Qatar Airways FY2025/26: record operating profit highlights strong core performance despite geopolitical shock, while net profit declines on final-year disruption
AeroMorning – John Smith – May 20, 2026
Qatar Airways reported FY2025/26 (Apr 1, 2025–Mar 31, 2026) results showing a clear divergence between record operating performance and lower net profit conversion, despite continued revenue growth.
Total revenue reached QAR 83.75bn (~$23.0bn) and net profit QAR 7.08bn (~$1.94bn), a 7–10% YoY decline due to major geopolitical airspace disruptions in the Middle East. Operating profit hit a record QAR 15.2bn (~$4.1bn).

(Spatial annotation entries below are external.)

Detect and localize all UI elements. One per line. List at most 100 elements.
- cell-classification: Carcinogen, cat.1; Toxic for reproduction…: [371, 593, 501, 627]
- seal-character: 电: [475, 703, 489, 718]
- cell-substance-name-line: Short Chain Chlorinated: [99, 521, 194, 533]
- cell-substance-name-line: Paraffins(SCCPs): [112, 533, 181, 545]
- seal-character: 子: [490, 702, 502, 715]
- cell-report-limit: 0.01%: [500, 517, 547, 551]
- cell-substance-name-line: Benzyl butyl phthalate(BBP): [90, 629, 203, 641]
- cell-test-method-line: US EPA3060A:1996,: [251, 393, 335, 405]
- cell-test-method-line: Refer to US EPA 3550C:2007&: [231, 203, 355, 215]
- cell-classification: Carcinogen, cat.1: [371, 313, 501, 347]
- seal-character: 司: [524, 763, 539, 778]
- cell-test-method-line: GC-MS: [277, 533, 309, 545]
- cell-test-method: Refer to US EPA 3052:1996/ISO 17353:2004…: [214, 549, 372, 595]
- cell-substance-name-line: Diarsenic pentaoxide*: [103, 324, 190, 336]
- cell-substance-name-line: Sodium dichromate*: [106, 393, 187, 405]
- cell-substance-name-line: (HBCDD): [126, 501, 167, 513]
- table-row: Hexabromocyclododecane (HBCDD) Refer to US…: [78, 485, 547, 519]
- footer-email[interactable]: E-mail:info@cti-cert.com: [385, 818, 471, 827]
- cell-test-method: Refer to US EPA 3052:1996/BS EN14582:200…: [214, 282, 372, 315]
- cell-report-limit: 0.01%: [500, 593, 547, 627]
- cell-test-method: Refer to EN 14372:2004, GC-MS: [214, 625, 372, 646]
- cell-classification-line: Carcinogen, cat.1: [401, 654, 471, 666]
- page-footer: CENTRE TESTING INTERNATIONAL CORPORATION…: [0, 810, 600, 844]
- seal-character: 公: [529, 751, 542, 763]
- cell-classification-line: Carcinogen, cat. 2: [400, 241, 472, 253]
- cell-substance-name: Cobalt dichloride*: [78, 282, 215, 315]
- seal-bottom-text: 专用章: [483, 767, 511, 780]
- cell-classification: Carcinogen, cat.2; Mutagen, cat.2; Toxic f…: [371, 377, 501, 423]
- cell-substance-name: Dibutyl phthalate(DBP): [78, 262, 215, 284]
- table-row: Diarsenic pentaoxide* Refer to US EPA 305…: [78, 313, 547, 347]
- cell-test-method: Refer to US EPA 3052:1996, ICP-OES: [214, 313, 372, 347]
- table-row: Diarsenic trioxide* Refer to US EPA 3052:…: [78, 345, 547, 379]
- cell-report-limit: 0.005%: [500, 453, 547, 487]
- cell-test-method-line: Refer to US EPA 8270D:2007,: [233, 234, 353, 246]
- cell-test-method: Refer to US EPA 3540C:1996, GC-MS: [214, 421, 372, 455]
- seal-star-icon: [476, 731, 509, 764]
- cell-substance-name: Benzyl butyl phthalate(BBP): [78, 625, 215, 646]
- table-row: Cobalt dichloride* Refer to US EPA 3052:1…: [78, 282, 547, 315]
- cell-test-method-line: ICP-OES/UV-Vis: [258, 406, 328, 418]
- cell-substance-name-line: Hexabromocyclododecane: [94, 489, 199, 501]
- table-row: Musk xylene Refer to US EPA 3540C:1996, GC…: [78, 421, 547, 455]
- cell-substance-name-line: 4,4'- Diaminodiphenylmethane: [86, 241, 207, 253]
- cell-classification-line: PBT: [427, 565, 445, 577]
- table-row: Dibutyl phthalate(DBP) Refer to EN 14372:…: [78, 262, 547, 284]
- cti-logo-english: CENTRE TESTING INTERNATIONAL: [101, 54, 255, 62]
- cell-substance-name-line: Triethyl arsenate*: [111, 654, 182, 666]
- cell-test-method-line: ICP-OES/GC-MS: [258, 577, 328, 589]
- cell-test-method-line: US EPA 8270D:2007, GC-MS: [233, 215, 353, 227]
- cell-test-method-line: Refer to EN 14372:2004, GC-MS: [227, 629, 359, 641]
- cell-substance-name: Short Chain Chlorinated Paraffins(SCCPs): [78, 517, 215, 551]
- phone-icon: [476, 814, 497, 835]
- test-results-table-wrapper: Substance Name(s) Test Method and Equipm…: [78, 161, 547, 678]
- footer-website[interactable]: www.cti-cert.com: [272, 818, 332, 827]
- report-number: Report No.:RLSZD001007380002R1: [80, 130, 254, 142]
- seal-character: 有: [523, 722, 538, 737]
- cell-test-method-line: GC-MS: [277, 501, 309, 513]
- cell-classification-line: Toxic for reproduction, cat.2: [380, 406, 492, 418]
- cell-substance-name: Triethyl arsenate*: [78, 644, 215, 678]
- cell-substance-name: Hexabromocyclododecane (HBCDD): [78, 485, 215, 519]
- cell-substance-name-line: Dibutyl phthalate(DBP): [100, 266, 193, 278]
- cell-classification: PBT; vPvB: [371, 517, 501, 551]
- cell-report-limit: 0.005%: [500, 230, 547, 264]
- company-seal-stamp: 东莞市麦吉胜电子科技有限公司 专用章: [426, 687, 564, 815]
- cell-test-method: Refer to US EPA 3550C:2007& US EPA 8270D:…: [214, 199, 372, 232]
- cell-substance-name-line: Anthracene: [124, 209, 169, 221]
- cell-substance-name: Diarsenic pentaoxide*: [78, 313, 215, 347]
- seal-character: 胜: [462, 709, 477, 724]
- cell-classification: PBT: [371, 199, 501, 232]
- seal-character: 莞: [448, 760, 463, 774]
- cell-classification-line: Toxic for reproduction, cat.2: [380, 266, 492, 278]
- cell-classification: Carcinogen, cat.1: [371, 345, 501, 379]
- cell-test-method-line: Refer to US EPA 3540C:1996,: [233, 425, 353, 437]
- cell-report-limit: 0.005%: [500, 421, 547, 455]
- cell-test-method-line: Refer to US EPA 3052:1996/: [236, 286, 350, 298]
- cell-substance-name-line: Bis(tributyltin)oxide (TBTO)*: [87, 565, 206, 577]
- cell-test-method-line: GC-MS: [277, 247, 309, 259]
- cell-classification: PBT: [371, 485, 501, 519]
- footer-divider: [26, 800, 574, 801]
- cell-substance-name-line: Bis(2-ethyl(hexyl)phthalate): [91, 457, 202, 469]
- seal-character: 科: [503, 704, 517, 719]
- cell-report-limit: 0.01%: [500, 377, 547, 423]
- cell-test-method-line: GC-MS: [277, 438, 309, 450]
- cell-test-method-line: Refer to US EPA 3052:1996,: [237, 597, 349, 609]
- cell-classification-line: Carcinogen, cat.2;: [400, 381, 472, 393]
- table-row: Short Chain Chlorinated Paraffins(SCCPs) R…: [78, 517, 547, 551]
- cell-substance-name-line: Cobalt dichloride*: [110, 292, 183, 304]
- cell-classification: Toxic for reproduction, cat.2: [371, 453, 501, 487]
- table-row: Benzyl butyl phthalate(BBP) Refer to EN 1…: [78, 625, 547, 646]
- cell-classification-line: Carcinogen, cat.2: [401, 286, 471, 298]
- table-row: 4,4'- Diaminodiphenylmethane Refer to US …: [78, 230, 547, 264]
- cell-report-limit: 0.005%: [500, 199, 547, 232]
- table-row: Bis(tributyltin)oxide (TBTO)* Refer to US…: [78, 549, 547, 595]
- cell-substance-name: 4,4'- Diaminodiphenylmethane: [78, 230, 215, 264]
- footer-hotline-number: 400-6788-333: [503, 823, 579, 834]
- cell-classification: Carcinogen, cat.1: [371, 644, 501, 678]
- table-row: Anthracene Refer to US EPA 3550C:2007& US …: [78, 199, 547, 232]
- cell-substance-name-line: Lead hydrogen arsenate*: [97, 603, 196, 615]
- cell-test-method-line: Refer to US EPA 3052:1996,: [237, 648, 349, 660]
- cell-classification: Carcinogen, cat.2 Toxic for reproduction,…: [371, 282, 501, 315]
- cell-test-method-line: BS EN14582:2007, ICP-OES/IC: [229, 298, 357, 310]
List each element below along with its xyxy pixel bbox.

Passenger numbers were 41.8m, slightly below last year amid temporary capacity cuts (airspace closures and rerouting).
Financial interpretation: operating strength vs net conversion gap
1) Operating profit: record core airline performance
- Resilient long‑haul demand
- Strong cargo via Hamad International Airport
- High utilisation of widebodies on intercontinental routes
- Efficient hub operations across Europe–Asia–Africa flows
Core airline profitability remains very strong at the operating level.

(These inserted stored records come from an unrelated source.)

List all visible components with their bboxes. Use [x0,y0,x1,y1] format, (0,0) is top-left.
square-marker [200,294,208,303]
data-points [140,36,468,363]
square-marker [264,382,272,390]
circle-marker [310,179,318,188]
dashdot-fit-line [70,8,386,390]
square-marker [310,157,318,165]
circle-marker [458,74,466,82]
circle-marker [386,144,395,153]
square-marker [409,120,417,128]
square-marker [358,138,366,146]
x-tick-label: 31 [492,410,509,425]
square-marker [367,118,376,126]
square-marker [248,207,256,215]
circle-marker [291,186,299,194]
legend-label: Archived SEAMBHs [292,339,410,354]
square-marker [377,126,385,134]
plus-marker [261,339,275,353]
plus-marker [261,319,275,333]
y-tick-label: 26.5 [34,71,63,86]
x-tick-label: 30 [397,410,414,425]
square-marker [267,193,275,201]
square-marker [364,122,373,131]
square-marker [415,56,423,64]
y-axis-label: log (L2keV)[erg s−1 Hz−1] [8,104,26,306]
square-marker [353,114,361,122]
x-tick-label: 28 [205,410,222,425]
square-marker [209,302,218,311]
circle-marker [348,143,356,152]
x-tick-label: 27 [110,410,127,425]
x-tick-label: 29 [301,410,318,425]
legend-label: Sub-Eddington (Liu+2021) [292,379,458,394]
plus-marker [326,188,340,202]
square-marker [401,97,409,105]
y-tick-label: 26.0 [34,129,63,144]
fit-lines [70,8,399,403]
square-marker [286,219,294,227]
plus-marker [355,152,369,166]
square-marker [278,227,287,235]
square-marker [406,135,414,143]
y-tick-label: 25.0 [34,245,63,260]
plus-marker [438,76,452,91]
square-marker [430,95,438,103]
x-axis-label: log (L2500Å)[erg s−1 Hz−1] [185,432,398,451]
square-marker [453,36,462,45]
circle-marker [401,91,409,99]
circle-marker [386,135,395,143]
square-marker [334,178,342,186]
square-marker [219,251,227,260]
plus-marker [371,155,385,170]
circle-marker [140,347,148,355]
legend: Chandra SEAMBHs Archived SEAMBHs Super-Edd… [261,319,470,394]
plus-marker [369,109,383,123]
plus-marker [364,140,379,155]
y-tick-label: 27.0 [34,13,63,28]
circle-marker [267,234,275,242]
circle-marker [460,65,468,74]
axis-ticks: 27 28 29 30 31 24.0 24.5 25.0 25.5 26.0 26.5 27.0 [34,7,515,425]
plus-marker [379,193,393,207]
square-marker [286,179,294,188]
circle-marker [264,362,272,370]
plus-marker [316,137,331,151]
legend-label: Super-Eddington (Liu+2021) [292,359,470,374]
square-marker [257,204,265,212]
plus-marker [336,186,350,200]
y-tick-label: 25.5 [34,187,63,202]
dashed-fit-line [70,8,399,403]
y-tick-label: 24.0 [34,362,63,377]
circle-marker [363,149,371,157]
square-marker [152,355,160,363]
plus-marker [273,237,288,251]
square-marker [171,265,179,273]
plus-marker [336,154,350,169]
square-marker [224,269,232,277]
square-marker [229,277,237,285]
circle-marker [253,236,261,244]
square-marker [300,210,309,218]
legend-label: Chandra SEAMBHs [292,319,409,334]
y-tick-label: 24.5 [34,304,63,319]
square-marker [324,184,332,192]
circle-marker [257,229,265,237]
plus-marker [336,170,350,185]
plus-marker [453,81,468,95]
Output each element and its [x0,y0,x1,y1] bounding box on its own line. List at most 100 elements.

2) Net profit: late‑year geopolitical disruption
- Higher rerouting costs driving operational inefficiencies
- Capacity constraints limiting flights and revenue conversion
- Shock occurred late in the year, limiting absorption of its impact
The driver is an external late‑cycle shock, not structural weakness.
3) Cargo as a structural stabiliser
- Robust global demand (maritime disruptions)

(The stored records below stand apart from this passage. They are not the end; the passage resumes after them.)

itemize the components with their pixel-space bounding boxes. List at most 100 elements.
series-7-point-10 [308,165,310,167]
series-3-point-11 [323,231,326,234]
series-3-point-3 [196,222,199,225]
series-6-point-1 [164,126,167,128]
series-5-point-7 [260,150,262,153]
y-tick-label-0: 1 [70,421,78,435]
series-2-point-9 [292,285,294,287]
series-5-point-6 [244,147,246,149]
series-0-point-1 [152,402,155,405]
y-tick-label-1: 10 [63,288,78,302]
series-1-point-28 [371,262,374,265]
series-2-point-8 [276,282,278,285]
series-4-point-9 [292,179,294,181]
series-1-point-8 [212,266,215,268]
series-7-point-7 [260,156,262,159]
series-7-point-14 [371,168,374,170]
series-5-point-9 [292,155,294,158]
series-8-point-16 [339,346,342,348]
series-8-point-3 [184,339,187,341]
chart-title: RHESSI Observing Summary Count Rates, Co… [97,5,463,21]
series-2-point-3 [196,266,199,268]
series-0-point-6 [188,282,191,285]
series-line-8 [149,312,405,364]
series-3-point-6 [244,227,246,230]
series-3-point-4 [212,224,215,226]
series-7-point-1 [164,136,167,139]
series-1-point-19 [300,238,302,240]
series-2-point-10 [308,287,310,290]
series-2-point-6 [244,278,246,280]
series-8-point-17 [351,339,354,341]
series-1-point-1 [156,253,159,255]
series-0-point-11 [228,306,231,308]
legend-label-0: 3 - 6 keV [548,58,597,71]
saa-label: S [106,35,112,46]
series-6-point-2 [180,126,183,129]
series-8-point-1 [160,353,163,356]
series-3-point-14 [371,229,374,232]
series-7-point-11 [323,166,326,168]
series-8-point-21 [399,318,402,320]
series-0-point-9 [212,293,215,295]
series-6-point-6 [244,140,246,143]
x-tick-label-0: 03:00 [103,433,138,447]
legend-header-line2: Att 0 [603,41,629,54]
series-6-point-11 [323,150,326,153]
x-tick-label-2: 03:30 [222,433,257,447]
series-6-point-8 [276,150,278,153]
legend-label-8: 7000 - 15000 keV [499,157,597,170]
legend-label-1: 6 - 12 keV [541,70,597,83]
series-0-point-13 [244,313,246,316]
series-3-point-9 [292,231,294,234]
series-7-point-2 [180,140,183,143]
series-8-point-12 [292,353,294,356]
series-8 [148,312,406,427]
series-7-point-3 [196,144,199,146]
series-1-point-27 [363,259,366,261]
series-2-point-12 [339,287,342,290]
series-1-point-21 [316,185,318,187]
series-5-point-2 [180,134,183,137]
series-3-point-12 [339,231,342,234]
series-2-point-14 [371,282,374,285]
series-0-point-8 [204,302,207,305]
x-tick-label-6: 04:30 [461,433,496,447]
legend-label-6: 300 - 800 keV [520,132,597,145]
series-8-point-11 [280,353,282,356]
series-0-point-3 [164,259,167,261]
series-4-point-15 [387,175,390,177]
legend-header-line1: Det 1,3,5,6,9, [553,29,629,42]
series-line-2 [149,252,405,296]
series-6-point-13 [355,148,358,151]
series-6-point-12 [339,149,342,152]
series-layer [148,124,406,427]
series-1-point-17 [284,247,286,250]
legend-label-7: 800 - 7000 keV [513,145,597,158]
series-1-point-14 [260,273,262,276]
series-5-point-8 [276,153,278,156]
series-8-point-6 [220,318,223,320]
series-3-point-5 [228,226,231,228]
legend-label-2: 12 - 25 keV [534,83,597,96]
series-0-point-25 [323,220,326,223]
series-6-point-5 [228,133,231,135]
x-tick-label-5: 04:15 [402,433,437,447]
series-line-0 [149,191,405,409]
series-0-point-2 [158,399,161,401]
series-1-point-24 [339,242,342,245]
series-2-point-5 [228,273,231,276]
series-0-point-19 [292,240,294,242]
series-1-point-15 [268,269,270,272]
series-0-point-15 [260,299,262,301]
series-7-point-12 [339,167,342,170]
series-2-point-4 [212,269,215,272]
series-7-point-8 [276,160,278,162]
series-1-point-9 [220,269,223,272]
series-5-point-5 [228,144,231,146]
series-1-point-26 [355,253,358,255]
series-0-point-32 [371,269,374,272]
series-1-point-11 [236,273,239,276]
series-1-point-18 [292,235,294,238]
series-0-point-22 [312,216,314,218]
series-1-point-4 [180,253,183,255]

- Strategic advantage of Doha hub (Hamad International)
- Offsets passenger revenue volatility
4) Network strategy remains a core advantage
- Doha hub model
- Long‑haul connectivity Europe–Asia–Africa
- Alliance feed via Oneworld
Structural comparison: Qatar Airways vs Emirates vs Etihad
Revenue and profitability
| Airline | Revenue FY2025/26 | Net profit | Position |
|---|---|---|---|
| Qatar Airways | QAR 83.75bn (~$23.0bn) | ~QAR 7.08bn (~$1.94bn) | Mid‑tier global carrier |
| Emirates | ~$40–41bn | ~$6.2bn | Global profitability leader |
| Etihad | ~$7–8bn | ~$0.7bn | Mid‑size restructuring carrier |
Emirates generates approximately 3× Qatar Airways’ net profit with nearly 2× revenue scale.
Fleet size and structure
| Airline | Fleet size | Structure |
|---|---|---|
| Qatar Airways | ~230–260 aircraft | A350 + 777 (long‑haul focused) |
| Emirates | ~260 aircraft | 100% widebody (A380 + 777) |
| Etihad | ~120–127 aircraft | Mixed fleet under restructuring |
Market positioning
Qatar Airways — Premium Network Carrier
- Focus: global connectivity via Doha
- Strength: Qsuite + hub efficiency
- Strategy: resilience and flexibility under geopolitical stress
Emirates — Ultra‑scale Premium Carrier
- Focus: global long‑haul dominance via Dubai
- Strategy: scale economics + premium segmentation
- Strength: unmatched scale and brand consistency
Etihad — Optimised Premium Niche Carrier
- Focus: profitability over size
- Strategy: selective route optimisation, high yields
- Status: ongoing post‑restructuring phase
Conclusion
- Record revenue QAR 83.75bn (~$23bn)
- Record operating profit QAR 15.2bn (~$4.1bn)
- Net profit QAR 7.08bn (~$1.94bn), down 7–10% YoY
- Cargo‑led resilience
- Net decline primarily from late‑year geopolitical disruption, not structural deterioration
Comparatively, Emirates leads on scale and profitability; Etihad continues restructuring; Qatar remains high‑performing but more shock‑sensitive.